Senin, 19 November 2012

Anak ku Manja dan Bandel?

Suka gemes kan mendengar anak teriak-teriak di mall atau anak merajuk bahkan memukul orang tuanya saat keinginannya tidak dituruti. Suatu kali saya melihat seorang anak perempuan usianya kurang lebih 3 tahun, berguling-guling di lantai sambil menjerit-jerit histeris. Orang tua dan Baby sitternya bergantian membujuk dia agar tidak menjadi pusat perhatian dan gagal. Rasanya ingin saya cubit anak tersebut. Hehehe.

Apabila anak Anda sering sekali menangis dan berteriak saat menginginkan sesuatu, sering marah bahkan berani memukul Anda saat sedang didisiplin, suka pamer dan senang menjadi pusat utama yang diperhatikan, mengabaikan Anda saat Anda berbicara kepadanya, kasar terhadap orang dewasa lainnya, tidak mau mengalah dengan teman sebayanya, sebaiknya Anda mewaspadai gejala ini, karena mungkin anak Anda tergolong anak yang manja dan bandel.



Sebenarnya tidak ada anak yang dilahirkan manja dan bandel. Pola didik dari orang tua lah yang menjadikan mereka seperti itu. Menjadi orang tua yang sabar memang baik bagi perkembangan psikis buah hati, namun menjadi orang tua yang terlalu sabar, kadang dapat dimanfaatkan oleh si anak dan menjadikannya 'nakal'.

Belum terlambat untuk berubah. Apabila Anda merasa memiliki anak yang bandel dan manja saat ini, kabar baiknya adalah: belum terlambat untuk berubah dan mengambil tindakan disiplin sejak dini. Terapkan system reward dan punishment. Mereka harus mengerti bahwa setiap tindakan yang mereka lakukan terdapat konsekuensi. Apabila mereka berbuat nakal, mereka akan dihukum. Sebaliknya saat mereka berbuat baik, mereka juga harus diberi reward seperti diberi pujian bahwa dia anak yang pintar atau baik.

Konsisten. Untuk mendisiplinkan anak memang hal yang susah-suah gampang. Butuh extra kesabaran untuk berhasil dalam hal ini, apalagi untuk mengubah anak yang sudah terbiasa nakal. Yang anda butuhkan adalah konsistensi. Anak akan meliat reaksi Anda setiap kali dia melakukan sesuatu. Apabila dia melakukan hal yang tidak baik dan Anda membiarkannya, maka ia akan menganggap hal itu diperbolehkan. Apa yang harus Anda lakukan? Secara konsisten meyakinkan mereka bahwa yang mereka kerjakan itu salah. Misalnya: saat kamarnya berantakan, Anda bisa menghukumnya dengan cara tidak memperbolehkan dia keluar kamar sampai kamarnya rapih. Saat dia keluar kamar saat kamarnya belum rapih, Anda harus mengembalikannya ke kamar.
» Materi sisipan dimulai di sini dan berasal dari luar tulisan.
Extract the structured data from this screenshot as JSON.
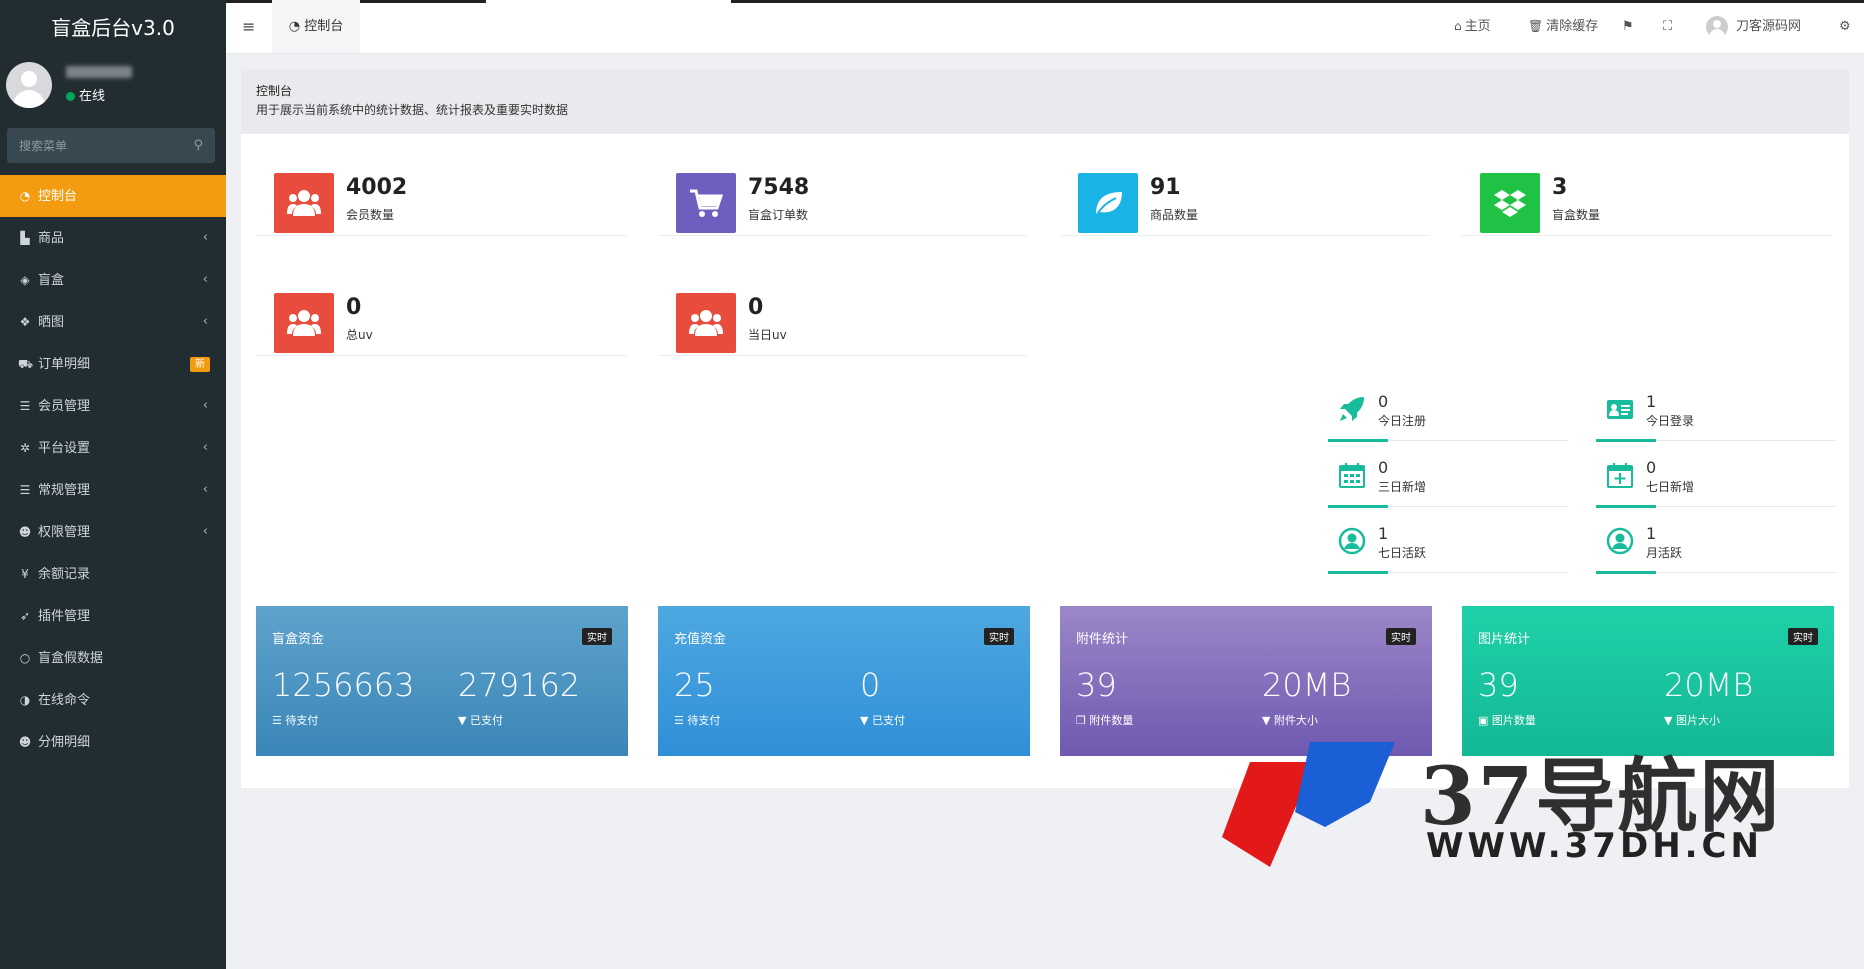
{
  "app": {
    "title": "盲盒后台v3.0"
  },
  "user": {
    "status": "在线",
    "top_name": "刀客源码网"
  },
  "sidebar": {
    "search_placeholder": "搜索菜单",
    "items": [
      {
        "label": "控制台",
        "icon": "dashboard-icon",
        "glyph": "◔",
        "chevron": "",
        "badge": ""
      },
      {
        "label": "商品",
        "icon": "shopping-bag-icon",
        "glyph": "▙",
        "chevron": "‹",
        "badge": ""
      },
      {
        "label": "盲盒",
        "icon": "cube-icon",
        "glyph": "◈",
        "chevron": "‹",
        "badge": ""
      },
      {
        "label": "晒图",
        "icon": "dropbox-icon",
        "glyph": "❖",
        "chevron": "‹",
        "badge": ""
      },
      {
        "label": "订单明细",
        "icon": "cart-icon",
        "glyph": "⛟",
        "chevron": "",
        "badge": "新"
      },
      {
        "label": "会员管理",
        "icon": "list-icon",
        "glyph": "☰",
        "chevron": "‹",
        "badge": ""
      },
      {
        "label": "平台设置",
        "icon": "cog-icon",
        "glyph": "✲",
        "chevron": "‹",
        "badge": ""
      },
      {
        "label": "常规管理",
        "icon": "database-icon",
        "glyph": "☰",
        "chevron": "‹",
        "badge": ""
      },
      {
        "label": "权限管理",
        "icon": "group-icon",
        "glyph": "☻",
        "chevron": "‹",
        "badge": ""
      },
      {
        "label": "余额记录",
        "icon": "yen-icon",
        "glyph": "¥",
        "chevron": "",
        "badge": ""
      },
      {
        "label": "插件管理",
        "icon": "rocket-icon",
        "glyph": "➶",
        "chevron": "",
        "badge": ""
      },
      {
        "label": "盲盒假数据",
        "icon": "circle-icon",
        "glyph": "○",
        "chevron": "",
        "badge": ""
      },
      {
        "label": "在线命令",
        "icon": "adjust-icon",
        "glyph": "◑",
        "chevron": "",
        "badge": ""
      },
      {
        "label": "分佣明细",
        "icon": "users-icon",
        "glyph": "☻",
        "chevron": "",
        "badge": ""
      }
    ]
  },
  "topbar": {
    "tab_label": "控制台",
    "home_label": "主页",
    "clear_cache_label": "清除缓存"
  },
  "page": {
    "title": "控制台",
    "description": "用于展示当前系统中的统计数据、统计报表及重要实时数据"
  },
  "stats": [
    {
      "value": "4002",
      "label": "会员数量",
      "color": "#e74c3c",
      "icon": "users-icon"
    },
    {
      "value": "7548",
      "label": "盲盒订单数",
      "color": "#6e5fbf",
      "icon": "cart-icon"
    },
    {
      "value": "91",
      "label": "商品数量",
      "color": "#1ab3e6",
      "icon": "leaf-icon"
    },
    {
      "value": "3",
      "label": "盲盒数量",
      "color": "#20c246",
      "icon": "dropbox-icon"
    },
    {
      "value": "0",
      "label": "总uv",
      "color": "#e74c3c",
      "icon": "users-icon"
    },
    {
      "value": "0",
      "label": "当日uv",
      "color": "#e74c3c",
      "icon": "users-icon"
    }
  ],
  "metrics": [
    {
      "value": "0",
      "label": "今日注册",
      "icon": "rocket-icon"
    },
    {
      "value": "1",
      "label": "今日登录",
      "icon": "vcard-icon"
    },
    {
      "value": "0",
      "label": "三日新增",
      "icon": "calendar-icon"
    },
    {
      "value": "0",
      "label": "七日新增",
      "icon": "calendar-plus-icon"
    },
    {
      "value": "1",
      "label": "七日活跃",
      "icon": "user-circle-icon"
    },
    {
      "value": "1",
      "label": "月活跃",
      "icon": "user-circle-icon"
    }
  ],
  "cards": [
    {
      "title": "盲盒资金",
      "tag": "实时",
      "v1": "1256663",
      "l1": "待支付",
      "v2": "279162",
      "l2": "已支付",
      "from": "#5fa3cc",
      "to": "#3a86b8"
    },
    {
      "title": "充值资金",
      "tag": "实时",
      "v1": "25",
      "l1": "待支付",
      "v2": "0",
      "l2": "已支付",
      "from": "#4ea8e0",
      "to": "#2f8fd8"
    },
    {
      "title": "附件统计",
      "tag": "实时",
      "v1": "39",
      "l1": "附件数量",
      "v2": "20MB",
      "l2": "附件大小",
      "from": "#9b87c8",
      "to": "#6f59b0"
    },
    {
      "title": "图片统计",
      "tag": "实时",
      "v1": "39",
      "l1": "图片数量",
      "v2": "20MB",
      "l2": "图片大小",
      "from": "#1fd1a8",
      "to": "#13b894"
    }
  ],
  "watermark": {
    "text": "37导航网",
    "url": "WWW.37DH.CN"
  }
}
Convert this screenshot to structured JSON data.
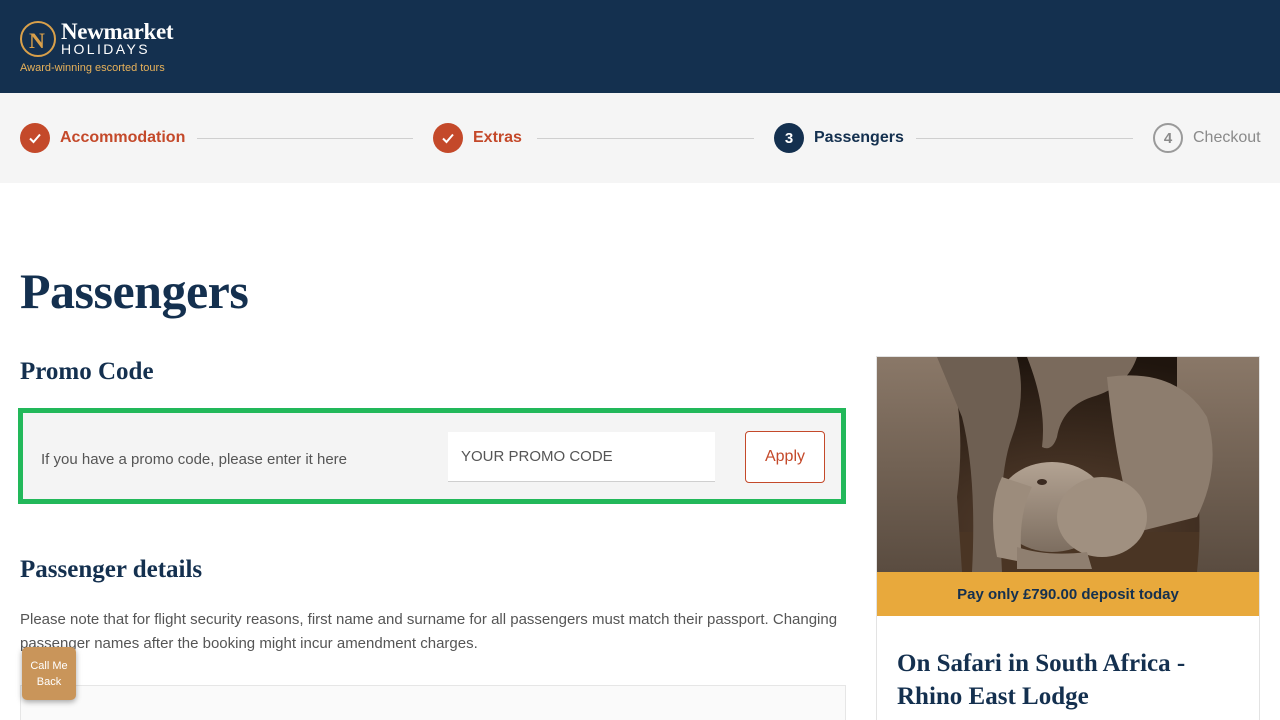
{
  "header": {
    "brand_name": "Newmarket",
    "brand_sub": "HOLIDAYS",
    "tagline": "Award-winning escorted tours",
    "logo_letter": "N",
    "colors": {
      "background": "#14304f",
      "accent": "#d9a04a"
    }
  },
  "stepper": {
    "steps": [
      {
        "number": "1",
        "label": "Accommodation",
        "state": "done"
      },
      {
        "number": "2",
        "label": "Extras",
        "state": "done"
      },
      {
        "number": "3",
        "label": "Passengers",
        "state": "current"
      },
      {
        "number": "4",
        "label": "Checkout",
        "state": "todo"
      }
    ],
    "colors": {
      "done": "#c4492a",
      "current": "#14304f",
      "todo": "#8a8a8a"
    }
  },
  "main": {
    "page_title": "Passengers",
    "promo": {
      "title": "Promo Code",
      "prompt": "If you have a promo code, please enter it here",
      "input_placeholder": "YOUR PROMO CODE",
      "input_value": "",
      "apply_label": "Apply",
      "highlight_color": "#22b85a"
    },
    "passenger_details": {
      "title": "Passenger details",
      "note": "Please note that for flight security reasons, first name and surname for all passengers must match their passport. Changing passenger names after the booking might incur amendment charges."
    },
    "callback_label": "Call Me Back"
  },
  "sidebar": {
    "image_icon": "elephants-photo",
    "deposit_text": "Pay only £790.00 deposit today",
    "tour_title": "On Safari in South Africa - Rhino East Lodge",
    "colors": {
      "deposit_bg": "#e8a93c"
    }
  }
}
Berikan contoh. Anak cenderung mencontoh apa yang dia lihat. Apabila Anda ingin anak disiplin, maka Anda sendiri pun harus disiplin dengan peraturan yang Anda tetapkan. Misalnya: Anda sedang membiasakan anak untuk selalu menyikat gigi sebelum tidur, maka Anda juga harus memberikan contoh untuk melakukan hal yang sama.

Sekarang Anda tidak perlu lagi merasa tidak mampu mendidik anak yang bahkan sudah terlanjur manja atau bandel. Apabila diperlukan, Anda juga bisa berkonsultasi dengan orang yang lebih berpengalaman dan menonton tayangan Nanny’s 911 :D  Selamat mencoba.